I haven't done much with anyone lately, but hopefully we will both be up to something soon!
Sorry I didn't see this before I came over yesterday. I'd like talk more with you about this. I have the same feelings, complete with food & cokes! Hang in there!
Hey Bekah,
So funny you mention the 30's being a time of dealing with childhood issues. I have felt that creeping up and have been trying with all my might to keep pushing it back down. After all, I have a few months before I even hit 30!
I'm joking (kind of). But really, I've said it before but want to say it again: You are such a sincere person. I really admire and look up to that. It takes a lot of courage (I was going to say balls but wasn't sure if it would be offensive. I guess I said it anyway) to evaluate yourself; especially openly. Just stopping by your blog today was a breath of fresh air. I crave reality and you're so real.
I have also heard that the 30's (especially for women) is a hard time of processing things, etc.

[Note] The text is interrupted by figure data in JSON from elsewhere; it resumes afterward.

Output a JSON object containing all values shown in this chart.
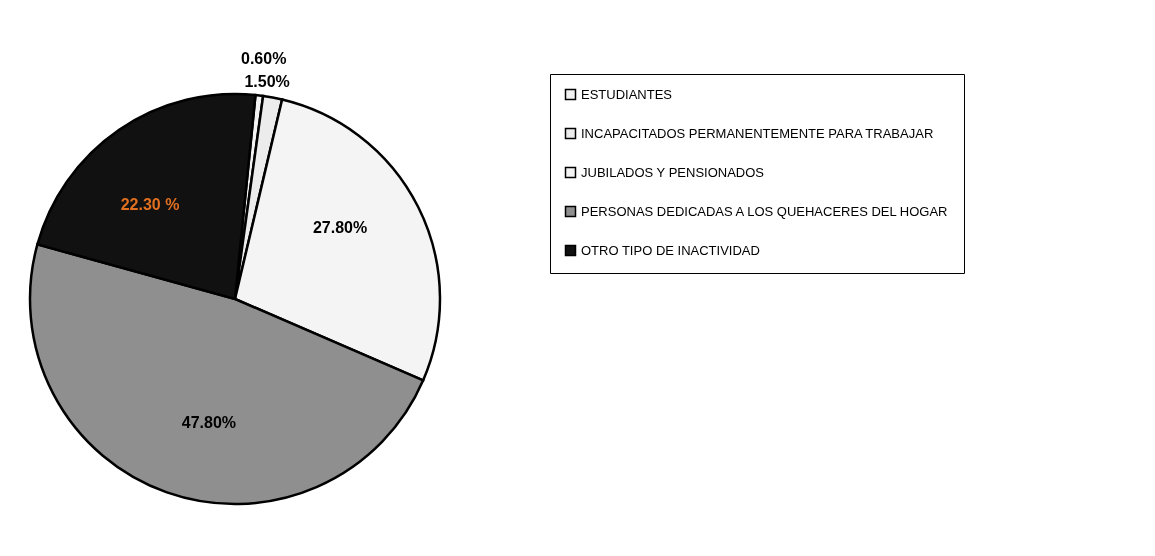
{
  "chart_data": {
    "type": "pie",
    "categories": [
      "ESTUDIANTES",
      "INCAPACITADOS PERMANENTEMENTE PARA TRABAJAR",
      "JUBILADOS Y PENSIONADOS",
      "PERSONAS DEDICADAS A LOS QUEHACERES DEL HOGAR",
      "OTRO TIPO DE INACTIVIDAD"
    ],
    "values": [
      0.6,
      1.5,
      27.8,
      47.8,
      22.3
    ],
    "colors": [
      "#f2f2f2",
      "#ececec",
      "#f4f4f4",
      "#8f8f8f",
      "#111111"
    ],
    "value_labels": [
      "0.60%",
      "1.50%",
      "27.80%",
      "47.80%",
      "22.30 %"
    ],
    "legend": "right"
  }
}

I guess that is why i hit the "wall" I did at 32 years old. It was the most painful thing I have ever experienced - the mental stress of clinical depression and panic disorder. I will never be the same again. But, I have learned alot since then...
Thanks for being transparent. I like that about you!

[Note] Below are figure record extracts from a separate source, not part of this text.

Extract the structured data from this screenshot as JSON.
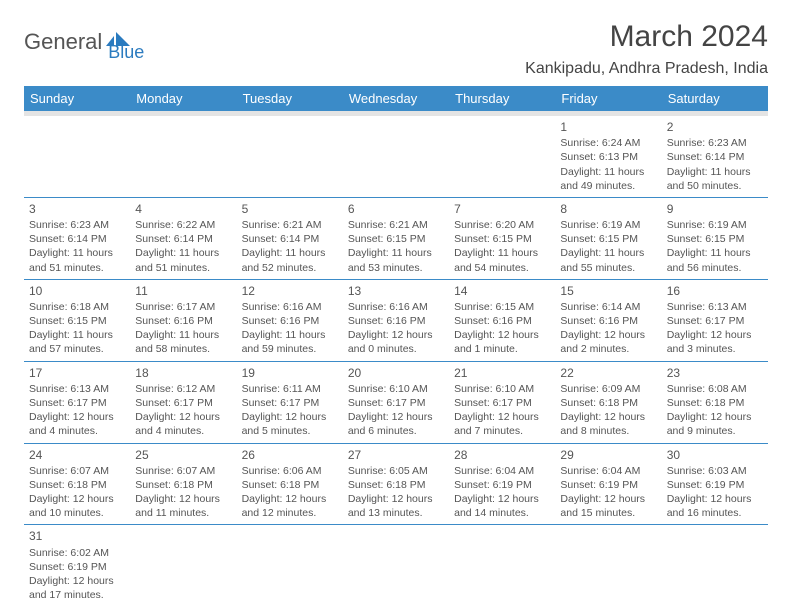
{
  "logo": {
    "general": "General",
    "blue": "Blue"
  },
  "title": "March 2024",
  "location": "Kankipadu, Andhra Pradesh, India",
  "colors": {
    "header_bg": "#3b8bc8",
    "header_text": "#ffffff",
    "sep_bg": "#e4e4e4",
    "border": "#3b8bc8",
    "text": "#555555",
    "logo_blue": "#2b7bbf"
  },
  "weekdays": [
    "Sunday",
    "Monday",
    "Tuesday",
    "Wednesday",
    "Thursday",
    "Friday",
    "Saturday"
  ],
  "weeks": [
    [
      null,
      null,
      null,
      null,
      null,
      {
        "n": "1",
        "sr": "6:24 AM",
        "ss": "6:13 PM",
        "dl": "11 hours and 49 minutes."
      },
      {
        "n": "2",
        "sr": "6:23 AM",
        "ss": "6:14 PM",
        "dl": "11 hours and 50 minutes."
      }
    ],
    [
      {
        "n": "3",
        "sr": "6:23 AM",
        "ss": "6:14 PM",
        "dl": "11 hours and 51 minutes."
      },
      {
        "n": "4",
        "sr": "6:22 AM",
        "ss": "6:14 PM",
        "dl": "11 hours and 51 minutes."
      },
      {
        "n": "5",
        "sr": "6:21 AM",
        "ss": "6:14 PM",
        "dl": "11 hours and 52 minutes."
      },
      {
        "n": "6",
        "sr": "6:21 AM",
        "ss": "6:15 PM",
        "dl": "11 hours and 53 minutes."
      },
      {
        "n": "7",
        "sr": "6:20 AM",
        "ss": "6:15 PM",
        "dl": "11 hours and 54 minutes."
      },
      {
        "n": "8",
        "sr": "6:19 AM",
        "ss": "6:15 PM",
        "dl": "11 hours and 55 minutes."
      },
      {
        "n": "9",
        "sr": "6:19 AM",
        "ss": "6:15 PM",
        "dl": "11 hours and 56 minutes."
      }
    ],
    [
      {
        "n": "10",
        "sr": "6:18 AM",
        "ss": "6:15 PM",
        "dl": "11 hours and 57 minutes."
      },
      {
        "n": "11",
        "sr": "6:17 AM",
        "ss": "6:16 PM",
        "dl": "11 hours and 58 minutes."
      },
      {
        "n": "12",
        "sr": "6:16 AM",
        "ss": "6:16 PM",
        "dl": "11 hours and 59 minutes."
      },
      {
        "n": "13",
        "sr": "6:16 AM",
        "ss": "6:16 PM",
        "dl": "12 hours and 0 minutes."
      },
      {
        "n": "14",
        "sr": "6:15 AM",
        "ss": "6:16 PM",
        "dl": "12 hours and 1 minute."
      },
      {
        "n": "15",
        "sr": "6:14 AM",
        "ss": "6:16 PM",
        "dl": "12 hours and 2 minutes."
      },
      {
        "n": "16",
        "sr": "6:13 AM",
        "ss": "6:17 PM",
        "dl": "12 hours and 3 minutes."
      }
    ],
    [
      {
        "n": "17",
        "sr": "6:13 AM",
        "ss": "6:17 PM",
        "dl": "12 hours and 4 minutes."
      },
      {
        "n": "18",
        "sr": "6:12 AM",
        "ss": "6:17 PM",
        "dl": "12 hours and 4 minutes."
      },
      {
        "n": "19",
        "sr": "6:11 AM",
        "ss": "6:17 PM",
        "dl": "12 hours and 5 minutes."
      },
      {
        "n": "20",
        "sr": "6:10 AM",
        "ss": "6:17 PM",
        "dl": "12 hours and 6 minutes."
      },
      {
        "n": "21",
        "sr": "6:10 AM",
        "ss": "6:17 PM",
        "dl": "12 hours and 7 minutes."
      },
      {
        "n": "22",
        "sr": "6:09 AM",
        "ss": "6:18 PM",
        "dl": "12 hours and 8 minutes."
      },
      {
        "n": "23",
        "sr": "6:08 AM",
        "ss": "6:18 PM",
        "dl": "12 hours and 9 minutes."
      }
    ],
    [
      {
        "n": "24",
        "sr": "6:07 AM",
        "ss": "6:18 PM",
        "dl": "12 hours and 10 minutes."
      },
      {
        "n": "25",
        "sr": "6:07 AM",
        "ss": "6:18 PM",
        "dl": "12 hours and 11 minutes."
      },
      {
        "n": "26",
        "sr": "6:06 AM",
        "ss": "6:18 PM",
        "dl": "12 hours and 12 minutes."
      },
      {
        "n": "27",
        "sr": "6:05 AM",
        "ss": "6:18 PM",
        "dl": "12 hours and 13 minutes."
      },
      {
        "n": "28",
        "sr": "6:04 AM",
        "ss": "6:19 PM",
        "dl": "12 hours and 14 minutes."
      },
      {
        "n": "29",
        "sr": "6:04 AM",
        "ss": "6:19 PM",
        "dl": "12 hours and 15 minutes."
      },
      {
        "n": "30",
        "sr": "6:03 AM",
        "ss": "6:19 PM",
        "dl": "12 hours and 16 minutes."
      }
    ],
    [
      {
        "n": "31",
        "sr": "6:02 AM",
        "ss": "6:19 PM",
        "dl": "12 hours and 17 minutes."
      },
      null,
      null,
      null,
      null,
      null,
      null
    ]
  ],
  "labels": {
    "sunrise": "Sunrise:",
    "sunset": "Sunset:",
    "daylight": "Daylight:"
  }
}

I'm now a subscriber to your blog. Hope you don't mind me dropping in now and then!
I have had many of the same struggles you mention. I'd like to share a website with you that has been most helpful to me. FlyLady.net was started by a woman who struggled with keeping her home clean and uncluttered for years. She found a "system" that helped her and when she shared with a few of her friends,they all begged her to share it with the world! She now has around 500,000 people who have signed up with her website!! She also has help on there for taking care of our health and revising our eating habits in order to love ourselves, so we can better love our families. One warning about her website: there is A LOT of info there. Don't let yourself get overwhelmed! Just sign up for the Beginner's Babysteps and take it one baby step at a time. If you try to do it all at once, you WILL get overwhelmed and discouraged and most likely will quit before you allow it to help you. She also has links to another friend's website that helps parents teach their kids good habits using the "House Fairy". I wish they would have been around when my children were younger! I am 52 and my 3 children are grown and out on their own. I'm afraid I've passed on my "bad habits" to them and that makes me sad. I'm praying that as they see me get my home under control, they will ask how I did it and I can share FlyLady's principles with them. God Bless You as you seek ways to find help in your struggles!